This repository contains Python scripts for allele-specific mapping. They were used to map ATAC-seq, RNA-seq and Hi-C reads in a mouse hybrid cell line to study the reactivation kinetics of the X chromosome during iPS cell reprogramming. However, the scripts are general and they can be used for other purposes.
The code requires only a standard computer with enough RAM to support the in-memory operations.
This code is supported for Linux. The package has been tested on the following systems:
- Linux: Ubuntu 14.04.6
- Scientific Linux 7.2
The code is written for Python 2.7 or 3.7 and does not depend on additional packages.
git clone https://github.com/gui11aume/asmap
Downloading the files is sufficient and there is no further requirement to install the software.

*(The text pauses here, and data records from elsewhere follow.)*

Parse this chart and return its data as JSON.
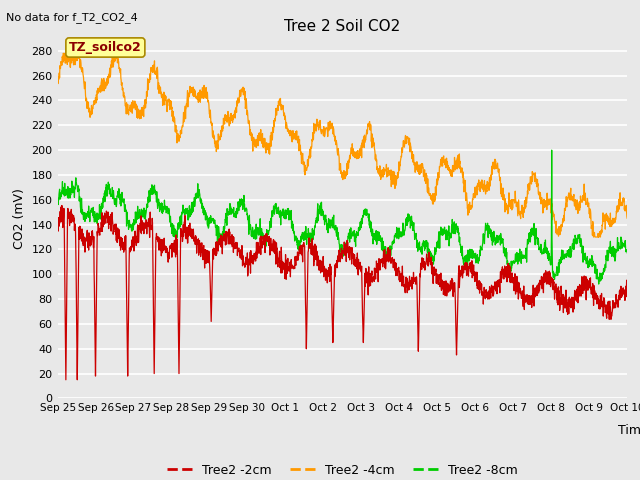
{
  "title": "Tree 2 Soil CO2",
  "subtitle": "No data for f_T2_CO2_4",
  "ylabel": "CO2 (mV)",
  "xlabel": "Time",
  "annotation": "TZ_soilco2",
  "plot_bg_color": "#e8e8e8",
  "grid_color": "white",
  "ylim": [
    0,
    290
  ],
  "yticks": [
    0,
    20,
    40,
    60,
    80,
    100,
    120,
    140,
    160,
    180,
    200,
    220,
    240,
    260,
    280
  ],
  "xtick_labels": [
    "Sep 25",
    "Sep 26",
    "Sep 27",
    "Sep 28",
    "Sep 29",
    "Sep 30",
    "Oct 1",
    "Oct 2",
    "Oct 3",
    "Oct 4",
    "Oct 5",
    "Oct 6",
    "Oct 7",
    "Oct 8",
    "Oct 9",
    "Oct 10"
  ],
  "red_label": "Tree2 -2cm",
  "orange_label": "Tree2 -4cm",
  "green_label": "Tree2 -8cm",
  "red_color": "#cc0000",
  "orange_color": "#ff9900",
  "green_color": "#00cc00"
}
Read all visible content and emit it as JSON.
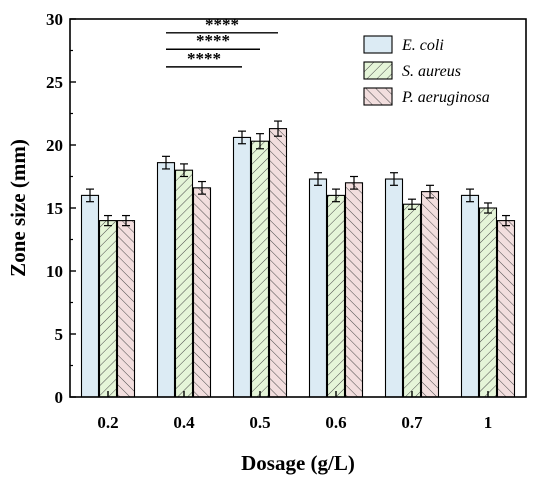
{
  "chart_data": {
    "type": "bar",
    "xlabel": "Dosage (g/L)",
    "ylabel": "Zone size (mm)",
    "ylim": [
      0,
      30
    ],
    "yticks": [
      0,
      5,
      10,
      15,
      20,
      25,
      30
    ],
    "grid": false,
    "legend_position": "top-right",
    "categories": [
      "0.2",
      "0.4",
      "0.5",
      "0.6",
      "0.7",
      "1"
    ],
    "series": [
      {
        "name": "E. coli",
        "values": [
          16.0,
          18.6,
          20.6,
          17.3,
          17.3,
          16.0
        ],
        "errors": [
          0.5,
          0.5,
          0.5,
          0.5,
          0.5,
          0.5
        ],
        "color": "#dcebf4",
        "pattern": "none"
      },
      {
        "name": "S. aureus",
        "values": [
          14.0,
          18.0,
          20.3,
          16.0,
          15.3,
          15.0
        ],
        "errors": [
          0.4,
          0.5,
          0.6,
          0.5,
          0.4,
          0.4
        ],
        "color": "#e5f5d8",
        "pattern": "diagonal-right"
      },
      {
        "name": "P. aeruginosa",
        "values": [
          14.0,
          16.6,
          21.3,
          17.0,
          16.3,
          14.0
        ],
        "errors": [
          0.4,
          0.5,
          0.6,
          0.5,
          0.5,
          0.4
        ],
        "color": "#f2dede",
        "pattern": "diagonal-left"
      }
    ],
    "significance": [
      {
        "label": "****",
        "from_category": "0.4",
        "to_category": "0.5",
        "from_series": "E. coli",
        "to_series": "P. aeruginosa",
        "level": 28.9
      },
      {
        "label": "****",
        "from_category": "0.4",
        "to_category": "0.5",
        "from_series": "E. coli",
        "to_series": "S. aureus",
        "level": 27.6
      },
      {
        "label": "****",
        "from_category": "0.4",
        "to_category": "0.5",
        "from_series": "E. coli",
        "to_series": "E. coli",
        "level": 26.2
      }
    ]
  }
}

To run the demo, set the current directory to asmap/demo. Assuming that you just downloaded
the repository from Github, run:
cd asmap/demo
Then you need to run the script merge_assign.py on the two SAM files of dummy ATAC-seq reads
mapped in Mus musculus castaneus and in Mus musculus musculus, and on the p2f files that
contain the information to lift over the coordinates from the genomes of castaneus and musculus
to the mouse reference genome (mm10). You can do this with the following command:
python ../merge_assign.py mapped_in_cas.sam mapped_in_mus.sam p2f/* > disambiguated_no_header.sam
The running time should be less than 1 minute. The command creates a SAM file without header where
the reads are assigned to one genome or the other. The chromosomes now have the suffix .ref and
the coordinates are expressed in the reference genome (mm10).
Every line of the SAM file contains an additional field labelled ZZ:Z: that
contains the final call for every read. The values in this demo are chrX.cas if the read is
assigned to the castaneus genome; chrX.mus if it is assigned to the musculus genome; amb if
there is an ambiguity between two unique sites of the castaneus and musculus genome; and rep
if there is an ambiguity between several repeated sites of each genome.
To run the software on your data, you must first map the reads of interest with
BWA MEM (an example Makefile is provided). The reads must be mapped
separately in both genomes of interest. It is important that the chromosomes in the two genomes
have the same name with different suffixes (e.g., chrX.cas and chrX.mus).
The reads can be disambiguated using the same command as in the demo. If p2f files are provided,
the coordonates will be shifted to the corresponding reference. Othewise, they will be set as
nan.
This project is in the public domain.